Earthquake Mitigation Research Program of Highway Systems

Sponsor: Federal Highway Administration (FHWA)

Co-PIs: Neil Anderson, Genda Chen, Ronaldo Luna, Shamsher Prakash, Rick Stephenson

Overview
The overall objective of this agreement is to improve earthquake resistance, and mitigate earthquake damage to highway transportation networks, including loss of bridges and highways. This can be accomplished by developing new seismic design and assessment methodologies, by improving seismic retrofitting measures, and by exchanging and transferring new technologies. To achieve this goal, seven research elements have been established. The status of these elements is described in detail as follows.

OBJECTIVES:

Element 1 - Project Administration and Reporting
To facilitate communication and provide a better understanding of the expertise/direction of project team members, monthly meetings have been held and various researchers have made presentations in their specialty areas. Such meetings will continue on a bi-monthly basis (starting in August) to provide/enhance communications between researchers. To ensure practical utility of contract deliverables, the Missouri S&T research team discussed the same with engineers from Missouri Department of Transportation (MoDOT) and FHWA Regional Office.

Element 2 - Develop/Demonstrate Loss-Estimation Methods for Highway Transportation Systems in the New Madrid Seismic Zone (NMSZ)
Several loss estimation methods are available in the literature. Their application has been limited to the highway transportation systems in the metropolitan areas, such as Memphis and Los Angeles. The main purpose of this element is to select and apply a loss estimation methodology to the existing highway transportation system of the St. Louis metropolitan area. The intent is to demonstrate the methodology developed by FHWA and other earthquake research centers to a complex highway system potentially affected by NMSZ.

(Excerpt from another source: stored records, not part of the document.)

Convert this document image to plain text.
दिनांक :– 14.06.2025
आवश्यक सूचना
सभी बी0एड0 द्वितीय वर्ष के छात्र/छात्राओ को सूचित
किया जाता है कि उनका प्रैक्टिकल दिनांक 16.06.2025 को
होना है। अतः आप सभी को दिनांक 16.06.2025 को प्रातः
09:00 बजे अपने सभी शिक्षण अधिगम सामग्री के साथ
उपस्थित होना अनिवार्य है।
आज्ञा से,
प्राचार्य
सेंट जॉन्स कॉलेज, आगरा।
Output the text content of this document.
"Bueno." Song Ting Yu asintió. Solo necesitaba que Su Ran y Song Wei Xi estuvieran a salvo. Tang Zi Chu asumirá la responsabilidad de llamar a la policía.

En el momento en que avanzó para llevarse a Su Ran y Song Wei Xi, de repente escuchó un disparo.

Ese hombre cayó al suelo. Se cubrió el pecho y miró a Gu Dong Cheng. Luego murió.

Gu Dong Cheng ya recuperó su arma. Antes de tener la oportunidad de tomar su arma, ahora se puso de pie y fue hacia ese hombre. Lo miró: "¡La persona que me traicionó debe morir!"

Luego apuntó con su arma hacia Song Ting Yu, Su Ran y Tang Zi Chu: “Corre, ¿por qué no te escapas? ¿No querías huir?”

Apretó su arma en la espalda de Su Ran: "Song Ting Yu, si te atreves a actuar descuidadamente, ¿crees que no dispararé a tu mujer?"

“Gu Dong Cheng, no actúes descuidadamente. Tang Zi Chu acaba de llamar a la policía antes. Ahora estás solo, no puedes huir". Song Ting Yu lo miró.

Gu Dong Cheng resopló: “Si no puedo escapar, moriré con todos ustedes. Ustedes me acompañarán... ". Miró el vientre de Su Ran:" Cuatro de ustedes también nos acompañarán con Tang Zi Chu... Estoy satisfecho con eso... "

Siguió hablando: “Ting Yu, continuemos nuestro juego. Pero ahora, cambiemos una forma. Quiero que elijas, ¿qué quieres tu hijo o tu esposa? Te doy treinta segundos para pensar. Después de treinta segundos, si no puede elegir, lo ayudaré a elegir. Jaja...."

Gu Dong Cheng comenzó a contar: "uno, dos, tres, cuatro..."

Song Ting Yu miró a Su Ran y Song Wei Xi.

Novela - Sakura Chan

Element 3 - Post-Earthquake Damage Evaluation of Bridge Structures
Visual inspection represents the current practice of most post-earthquake evaluations of bridge structural conditions. In many cases, this procedure leads to over-conservative conclusions, and decisions could be made to close a bridge when it is still capable of carrying reduced traffic loads. This procedure could also be ineffective in terms of the assessment of a damaged bridge that has been retrofitted with steel or composite jacketing on columns. For the purpose of economic emergency operations and associated life safety, a more quantitative measurement of structural conditions is needed. The purpose of this element is to develop and adopt one or more damage detection techniques applicable for post-earthquake evaluation of structural conditions

Element 4 - Study Near-Fault Earthquake Effects for Highway Bridge
In combination with vertical ground motions, long period strong motion pulses generated in the near-field area can cause significant damage to simply supported bridge spans, as observed during the 1999 Taiwan earthquake. Many highway bridges in the Central and Eastern United States were constructed in a similar manner to those observed in Taiwan. The purpose of this element is to evaluate the likely performance of simple-span bridges in the near-field zone due to near-fault energy pulses, directivity and fling effects, and to develop time history ground motions that may better characterize the non-linear response of bridges near the NMSZ.

Element 5 - Conduct Foundation and Geotechnical Studies for Earthquake Hazards Mitigation
NMSZ differs from other earthquake hazard regions in three primary ways. The earthquakes postulated for this region are expected to have higher frequency, longer duration of strong motion and longer recurrence intervals. The Mississippi Embayment area is covered with thick alluvial soil and unconsolidated sediments. Silt, silty sands and sandy silty soils are widespread in this region. The purpose of this element is to better understand the seismic behavior of the stratigraphy and geologic structure of the region and the seismic response of short-to-medium span bridges. Once seismic performance is understood, retrofitting alternatives will be investigated.

Element 6 - Develop/Demonstrate Seismic Retrofitting Techniques in Mid-America Highway Structures
Many existing bridges within areas affected by strong ground motions originating in the NMSZ were designed without seismic considerations. One recent assessment of four highway bridges in the vicinity of NMSZ indicated that the reinforced concrete (RC) piers of two of the bridges are likely to collapse under a strong earthquake due to insufficient flexural/shear strength in the cap beams. Furthermore, some of the unique construction approaches in the Mid-America areas lead to reinforcement details in beam-column or column-footing joints that are inadequate to transfer the shear force and moment from one component to another. The main purpose of this element is to assess existing retrofit methodologies, and develop and improve the advanced seismic retrofitting technology for bridges to enhance their performance during earthquakes, originating from the NMSZ. The focus of this element will be on the improvement and development of techniques suitable to the Mid-America area.

Element 7 - Exchange and Transfer Technology

The purpose of this element is to transfer the technology developed by this study to State bridge engineers and other practitioners.